Które są zbudowane na głębokim niezrozumieniu tego, czym jest nowoczesne państwo,
państwo demokratyczne, jakie jest miejsce Kościoła w tym państwie. I kiedy pan
redaktor pyta jak, to by musimy radykalnie przeszkolić księży, zmienić
im mentalność, uzupełnić ich wiedzę w kwestii tego, czym jest nowoczesne
państwo i jakie jest miejsce Kościoła w tym nowoczesnym państwie. Ale powtórzę jeszcze
raz: podczas Kongresu pracujemy przede wszystkim nad tym, jak przygotować dobre rozwiązanie, aby Kościół
odzyskał autonomię wobec państwa. Bo patrząc szeroko na problem i historycznie,
to dla Kościoła nie jest dobrym wcale rozwiązaniem ten taki, powiedziałbym, postoświeceniowy
czy proweniencji liberalnej rozdział Kościoła od państwa. Nie, państwo bardzo
często było nienawistny wrogiem wobec Kościoła i Kościół musi na to uważać, słusznie uważać.

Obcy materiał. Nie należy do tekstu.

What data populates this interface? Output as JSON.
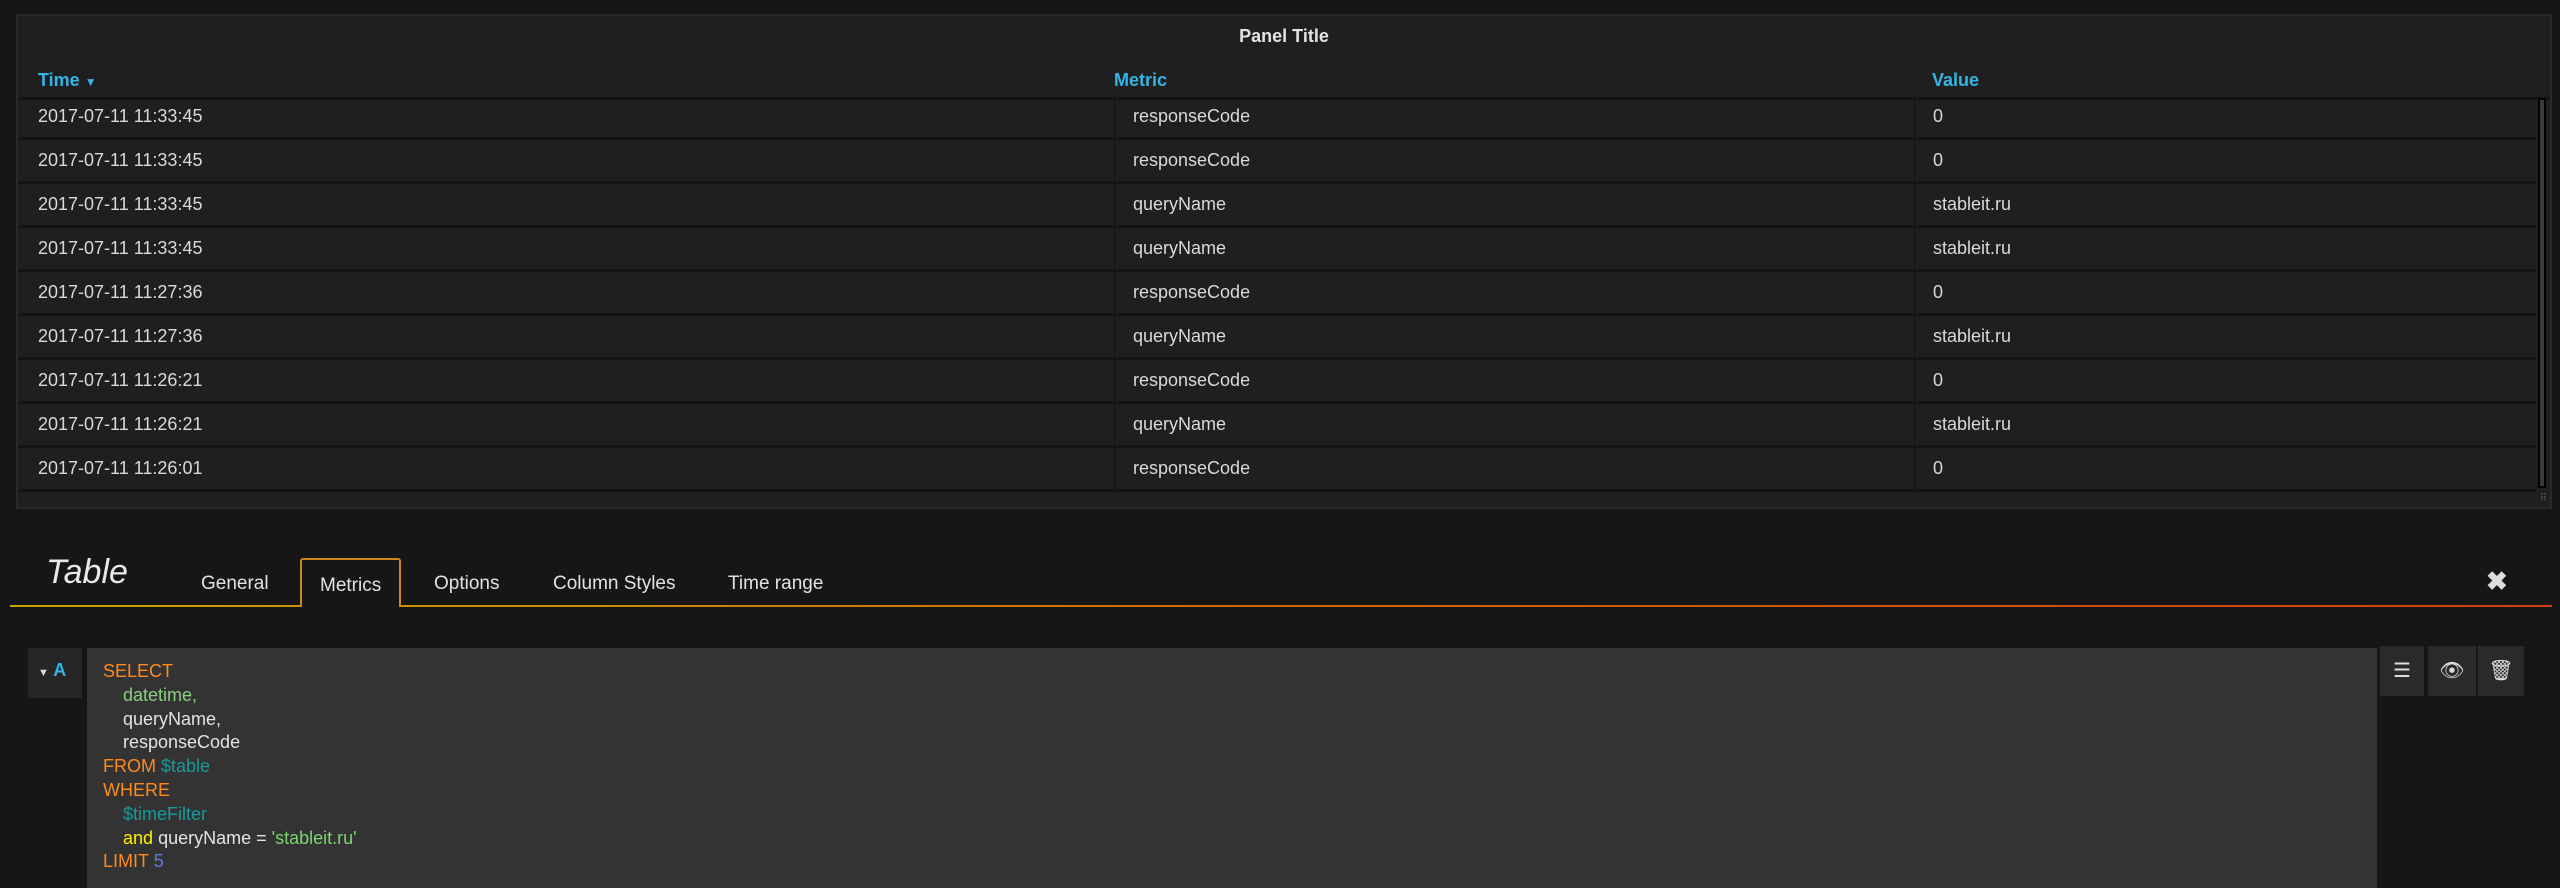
{
  "panel": {
    "title": "Panel Title",
    "columns": [
      "Time",
      "Metric",
      "Value"
    ],
    "sort_icon": "caret-down-icon",
    "rows": [
      [
        "2017-07-11 11:33:45",
        "responseCode",
        "0"
      ],
      [
        "2017-07-11 11:33:45",
        "responseCode",
        "0"
      ],
      [
        "2017-07-11 11:33:45",
        "queryName",
        "stableit.ru"
      ],
      [
        "2017-07-11 11:33:45",
        "queryName",
        "stableit.ru"
      ],
      [
        "2017-07-11 11:27:36",
        "responseCode",
        "0"
      ],
      [
        "2017-07-11 11:27:36",
        "queryName",
        "stableit.ru"
      ],
      [
        "2017-07-11 11:26:21",
        "responseCode",
        "0"
      ],
      [
        "2017-07-11 11:26:21",
        "queryName",
        "stableit.ru"
      ],
      [
        "2017-07-11 11:26:01",
        "responseCode",
        "0"
      ]
    ]
  },
  "editor": {
    "title": "Table",
    "tabs": [
      "General",
      "Metrics",
      "Options",
      "Column Styles",
      "Time range"
    ],
    "active_tab": "Metrics",
    "close": "✖",
    "query": {
      "ref": "A",
      "lines": {
        "select": "SELECT",
        "f1": "datetime,",
        "f2": "queryName,",
        "f3": "responseCode",
        "from": "FROM",
        "table": "$table",
        "where": "WHERE",
        "filter": "$timeFilter",
        "and": "and",
        "cond": "queryName =",
        "str": "'stableit.ru'",
        "limit": "LIMIT",
        "n": "5"
      }
    },
    "buttons": [
      "menu-icon",
      "eye-icon",
      "trash-icon"
    ]
  }
}
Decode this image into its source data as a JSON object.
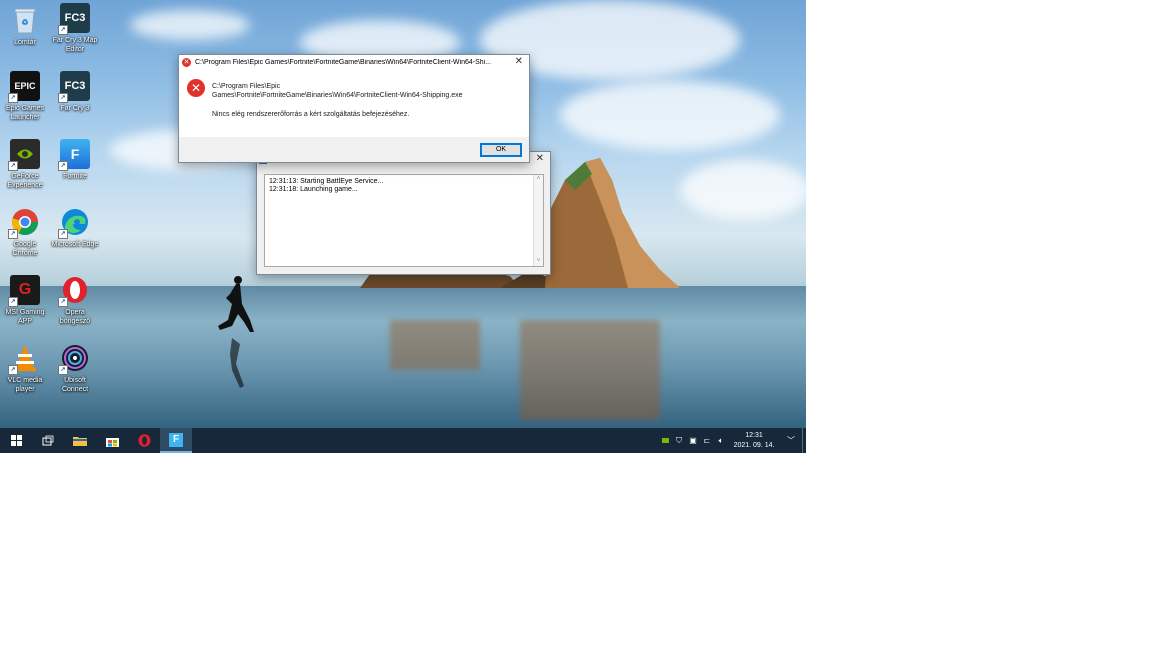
{
  "desktop_icons": [
    {
      "label": "Lomtár",
      "icon": "recycle-bin-icon"
    },
    {
      "label": "Far Cry 3 Map Editor",
      "icon": "fc3-map-editor-icon",
      "badge": "FC3"
    },
    {
      "label": "Epic Games Launcher",
      "icon": "epic-games-icon",
      "badge": "EPIC"
    },
    {
      "label": "Far Cry 3",
      "icon": "far-cry-3-icon",
      "badge": "FC3"
    },
    {
      "label": "GeForce Experience",
      "icon": "geforce-icon"
    },
    {
      "label": "Fortnite",
      "icon": "fortnite-icon",
      "badge": "F"
    },
    {
      "label": "Google Chrome",
      "icon": "chrome-icon"
    },
    {
      "label": "Microsoft Edge",
      "icon": "edge-icon"
    },
    {
      "label": "MSI Gaming APP",
      "icon": "msi-gaming-icon"
    },
    {
      "label": "Opera böngésző",
      "icon": "opera-icon"
    },
    {
      "label": "VLC media player",
      "icon": "vlc-icon"
    },
    {
      "label": "Ubisoft Connect",
      "icon": "ubisoft-icon"
    }
  ],
  "error_dialog": {
    "title": "C:\\Program Files\\Epic Games\\Fortnite\\FortniteGame\\Binaries\\Win64\\FortniteClient-Win64-Shi...",
    "path_line1": "C:\\Program Files\\Epic",
    "path_line2": "Games\\Fortnite\\FortniteGame\\Binaries\\Win64\\FortniteClient-Win64-Shipping.exe",
    "message": "Nincs elég rendszererőforrás a kért szolgáltatás befejezéséhez.",
    "ok_label": "OK",
    "close_glyph": "✕",
    "icon_glyph": "✕"
  },
  "launcher_window": {
    "close_glyph": "✕",
    "log_lines": [
      "12:31:13: Starting BattlEye Service...",
      "12:31:18: Launching game..."
    ]
  },
  "taskbar": {
    "clock_time": "12:31",
    "clock_date": "2021. 09. 14."
  },
  "colors": {
    "taskbar_bg": "#16283a",
    "error_red": "#e0322a",
    "ok_border": "#0078d7"
  }
}
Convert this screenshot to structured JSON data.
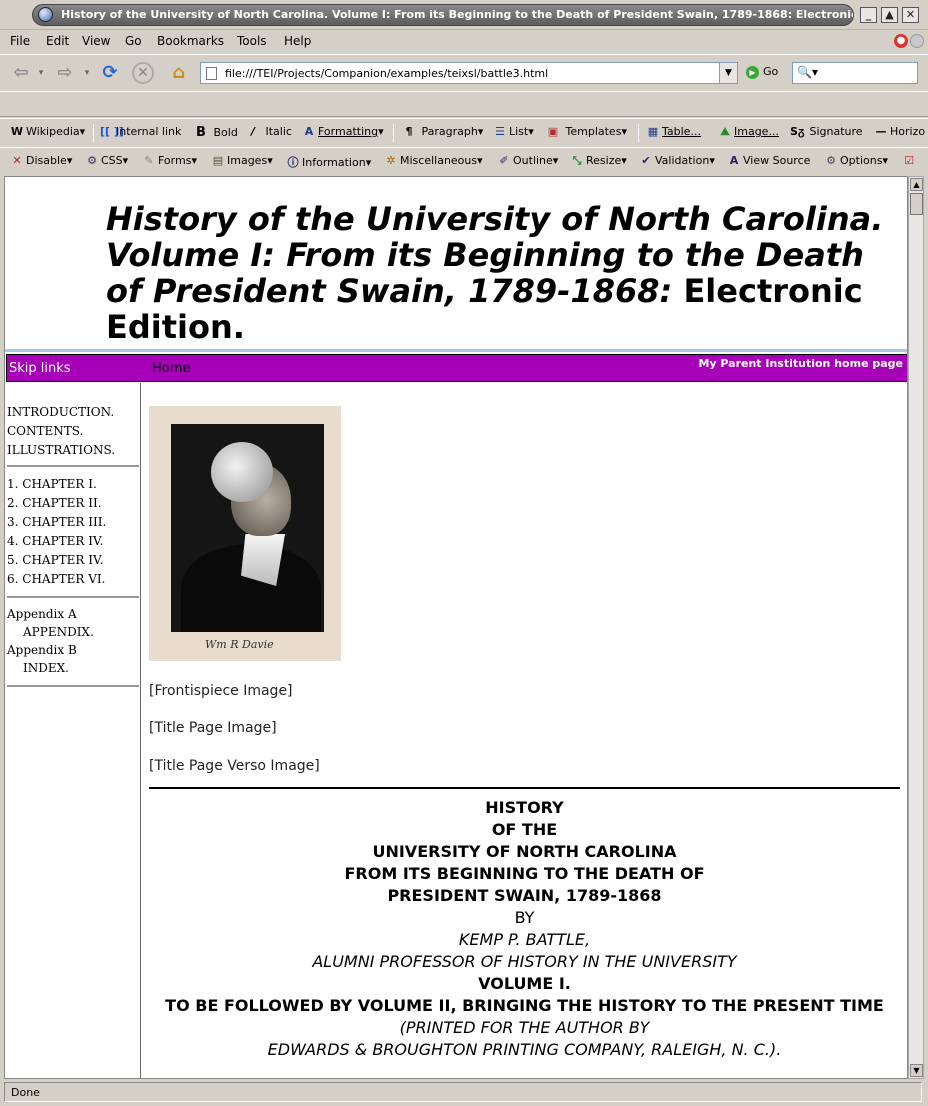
{
  "window": {
    "title": "History of the University of North Carolina. Volume I: From its Beginning to the Death of President Swain, 1789-1868: Electronic Edition. - Mozilla Firefox"
  },
  "menu": [
    "File",
    "Edit",
    "View",
    "Go",
    "Bookmarks",
    "Tools",
    "Help"
  ],
  "nav": {
    "url": "file:///TEI/Projects/Companion/examples/teixsl/battle3.html",
    "go_label": "Go"
  },
  "wiki_toolbar": {
    "wikipedia": "Wikipedia",
    "internal_link": "Internal link",
    "bold": "Bold",
    "italic": "Italic",
    "formatting": "Formatting",
    "paragraph": "Paragraph",
    "list": "List",
    "templates": "Templates",
    "table": "Table...",
    "image": "Image...",
    "signature": "Signature",
    "horizontal": "Horizo"
  },
  "dev_toolbar": {
    "disable": "Disable",
    "css": "CSS",
    "forms": "Forms",
    "images": "Images",
    "information": "Information",
    "miscellaneous": "Miscellaneous",
    "outline": "Outline",
    "resize": "Resize",
    "validation": "Validation",
    "view_source": "View Source",
    "options": "Options"
  },
  "page": {
    "title_italic": "History of the University of North Carolina. Volume I: From its Beginning to the Death of President Swain, 1789-1868:",
    "title_plain": "Electronic Edition.",
    "purplebar": {
      "skip": "Skip links",
      "home": "Home",
      "institution": "My Parent Institution home page"
    },
    "leftnav": {
      "front": [
        "INTRODUCTION.",
        "CONTENTS.",
        "ILLUSTRATIONS."
      ],
      "chapters": [
        "1.  CHAPTER I.",
        "2.  CHAPTER II.",
        "3.  CHAPTER III.",
        "4.  CHAPTER IV.",
        "5.  CHAPTER IV.",
        "6.  CHAPTER VI."
      ],
      "appendices": [
        {
          "label": "Appendix A",
          "title": "APPENDIX."
        },
        {
          "label": "Appendix B",
          "title": "INDEX."
        }
      ]
    },
    "portrait_signature": "Wm R Davie",
    "image_links": [
      "[Frontispiece Image]",
      "[Title Page Image]",
      "[Title Page Verso Image]"
    ],
    "titlepage": {
      "l1": "HISTORY",
      "l2": "OF THE",
      "l3": "UNIVERSITY OF NORTH CAROLINA",
      "l4": "FROM ITS BEGINNING TO THE DEATH OF",
      "l5": "PRESIDENT SWAIN, 1789-1868",
      "l6": "BY",
      "l7": "KEMP P. BATTLE,",
      "l8": "ALUMNI PROFESSOR OF HISTORY IN THE UNIVERSITY",
      "l9": "VOLUME I.",
      "l10": "TO BE FOLLOWED BY VOLUME II, BRINGING THE HISTORY TO THE PRESENT TIME",
      "l11": "(PRINTED FOR THE AUTHOR BY",
      "l12": "EDWARDS & BROUGHTON PRINTING COMPANY, RALEIGH, N. C.)."
    }
  },
  "status": "Done"
}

Dlatego musi pilnować swojej autonomii wobec państwa, to jest nasz interes. Kiedy
popatrzymy na zjawiska światowe, to zobaczymy islam, inne religię, a one stawiają
pytanie w ogóle globalne o to, jak powinny wyglądać relacje między polityką a religią, między
kościołami, zborami, innymi organizmami religijnymi,
a polityką. To jest dziś wielkie pytanie światowe. Dotychczasowe paradygmaty w tej kwestii,
co najmniej socjologiczne, które dobrze znam, wyczerpały
się, wyczerpały się w tym względzie. Więc ja mam wielką nadzieję, że również w ramach Kongresu coś podpowiemy
nie tylko dla Polski, ale Europy i świata.